At least one state health minister has opposed its use.
India’s health ministry has bristled at the criticism and said the vaccines are safe, but maintains that health workers will have no choice in deciding which one they get.
According to Dr SP Kalantri – director of a rural hospital in Maharashtra, India’s worst-hit state – such an approach was worrying because he said regulatory approval was hasty and not backed by science.
“In a hurry to be populist, the government [is] taking decisions that might not be in the best interest of the common man,” Kalantri said.
Against the backdrop of the rising global COVID-19 death toll – it topped two million on Friday – the clock is ticking to vaccinate as many people as possible. But the campaign has been uneven.
India is second to the United States with 10.5 million confirmed cases, and ranks third in the number of deaths, behind the US and Brazil, with 152,000.
More than 35 million doses of various COVID-19 vaccines have been administered around the world, according to the University of Oxford.
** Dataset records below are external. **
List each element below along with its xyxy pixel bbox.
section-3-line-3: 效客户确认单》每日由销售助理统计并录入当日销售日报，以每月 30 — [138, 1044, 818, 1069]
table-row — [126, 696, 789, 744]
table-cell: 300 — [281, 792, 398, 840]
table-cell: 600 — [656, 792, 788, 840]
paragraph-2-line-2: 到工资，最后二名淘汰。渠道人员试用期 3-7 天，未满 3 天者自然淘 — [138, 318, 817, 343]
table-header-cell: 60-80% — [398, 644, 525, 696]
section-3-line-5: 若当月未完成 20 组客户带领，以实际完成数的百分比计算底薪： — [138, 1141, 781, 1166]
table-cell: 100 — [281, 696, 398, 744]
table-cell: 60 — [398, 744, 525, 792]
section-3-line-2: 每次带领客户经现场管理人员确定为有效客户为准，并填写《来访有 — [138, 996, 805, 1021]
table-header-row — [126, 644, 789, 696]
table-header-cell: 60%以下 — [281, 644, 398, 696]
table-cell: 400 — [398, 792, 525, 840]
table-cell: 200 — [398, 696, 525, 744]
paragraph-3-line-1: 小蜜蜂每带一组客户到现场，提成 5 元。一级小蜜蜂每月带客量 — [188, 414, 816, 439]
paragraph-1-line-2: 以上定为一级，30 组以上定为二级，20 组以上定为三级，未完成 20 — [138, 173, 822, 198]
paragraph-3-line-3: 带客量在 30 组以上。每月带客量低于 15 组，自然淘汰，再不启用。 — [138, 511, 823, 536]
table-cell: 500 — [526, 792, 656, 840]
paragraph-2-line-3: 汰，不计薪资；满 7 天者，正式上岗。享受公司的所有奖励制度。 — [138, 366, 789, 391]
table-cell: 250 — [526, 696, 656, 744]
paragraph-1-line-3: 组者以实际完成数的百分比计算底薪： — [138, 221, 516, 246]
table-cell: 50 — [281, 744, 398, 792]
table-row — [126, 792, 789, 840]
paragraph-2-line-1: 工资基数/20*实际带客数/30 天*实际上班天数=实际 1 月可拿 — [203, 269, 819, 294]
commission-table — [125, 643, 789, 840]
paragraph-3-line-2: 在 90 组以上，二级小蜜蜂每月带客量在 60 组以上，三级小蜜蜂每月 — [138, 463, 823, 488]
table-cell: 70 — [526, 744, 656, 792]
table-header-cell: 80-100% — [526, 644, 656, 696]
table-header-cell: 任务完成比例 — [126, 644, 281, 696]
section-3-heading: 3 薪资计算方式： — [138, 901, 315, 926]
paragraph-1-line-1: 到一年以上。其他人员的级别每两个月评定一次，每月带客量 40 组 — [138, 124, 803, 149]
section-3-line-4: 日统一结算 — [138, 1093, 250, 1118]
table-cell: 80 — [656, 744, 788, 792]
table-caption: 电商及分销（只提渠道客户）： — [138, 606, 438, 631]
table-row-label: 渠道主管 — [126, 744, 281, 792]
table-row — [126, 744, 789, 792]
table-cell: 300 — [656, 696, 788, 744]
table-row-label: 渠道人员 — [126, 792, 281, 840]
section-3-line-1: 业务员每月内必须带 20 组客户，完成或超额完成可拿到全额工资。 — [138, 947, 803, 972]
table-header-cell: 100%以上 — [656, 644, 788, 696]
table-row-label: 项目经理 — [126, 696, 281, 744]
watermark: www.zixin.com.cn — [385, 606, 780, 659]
While the majority of COVID-19 vaccine doses have already been snapped up by wealthy countries, COVAX – a UN-backed project to supply shots to developing parts of the world – has found itself short of vaccine, money and logistical help.
As a result, the World Health Organization’s chief scientist warned it is highly unlikely that herd immunity – which would require at least 70 percent of the globe to be vaccinated – will be achieved this year. As the disaster has demonstrated, it is not enough to snuff out the virus in a few places, experts say.